Another blog will reference the key people who have shaped my thinking on this topic. And I want to address how the entire set of categories and language of attrition has changed for today. We visit the issues for older-generation, mid-generation, younger-generation workers. We will examine how the global refugee migrations are affecting mission service, and the unique opportunity they offer to present compassion and justice, Gospel and Christian community, a true living out of the Nazareth Manifesto of Luke 4.

Why have I been mulling these issues over all my life? Well, my parents were cross-cultural workers, launched into Latin America in 1938. As I grew up I met other workers, saw them serve, and too many of them seemed (to a child) just to disappear.
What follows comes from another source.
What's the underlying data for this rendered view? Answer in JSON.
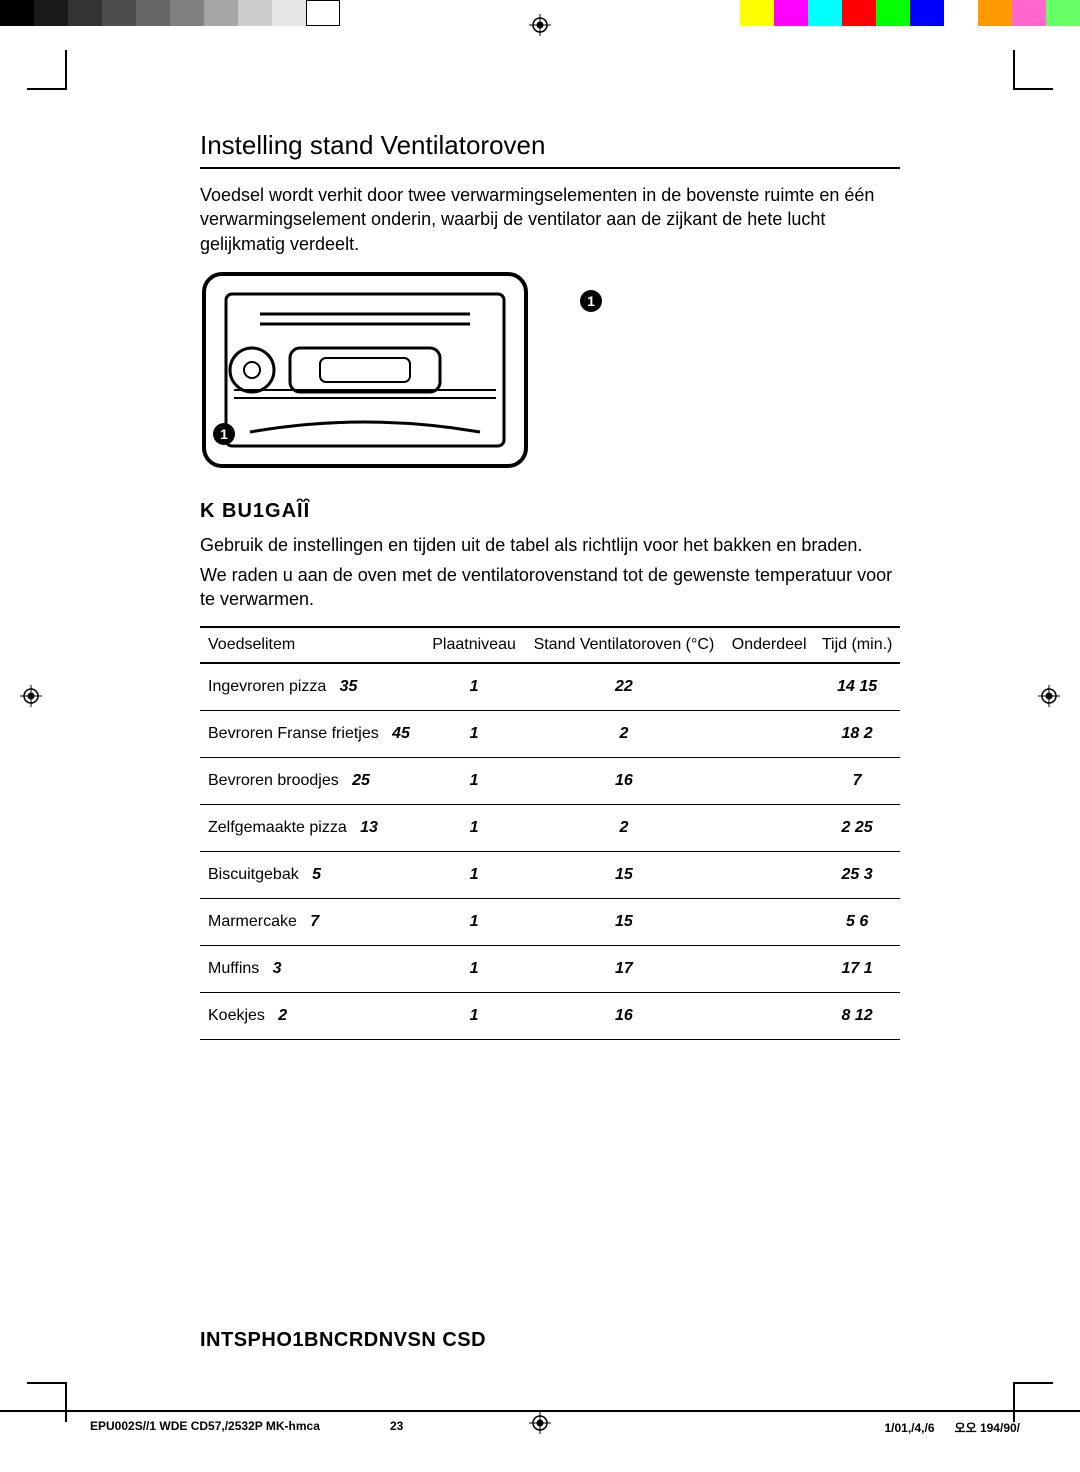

I never asked questions in those years. But I witnessed a lot. However, during the last 50 years I have pro-actively observed long-term cross-cultural workers come and go, but for many years I never asked the hard questions. I certainly was not aware of the underlying causes (unless they were really obvious to all). So my blog grapples with many case studies, personal observations, readings and the result of the two major WEA MC studies on attrition and retention.

A final personal note.

That young missionary of the first paragraphs? Yes, his name was Bill Taylor, married to Yvonne Christine DeAcutis Taylor. And the mission leader? His father, Dr. William H. Taylor, a visionary shepherd, a man of God. “I have come” has entered the legendary phrases of my life, and that was one of Dad’s preferred modes of speaking to me: short, pithy, unexplained aphorisms. He had NO idea of my brokenness in 1972, and to this day I have no idea why he made the trip to Guatemala. Had the Spirit spoken to him in a dream? Perhaps so.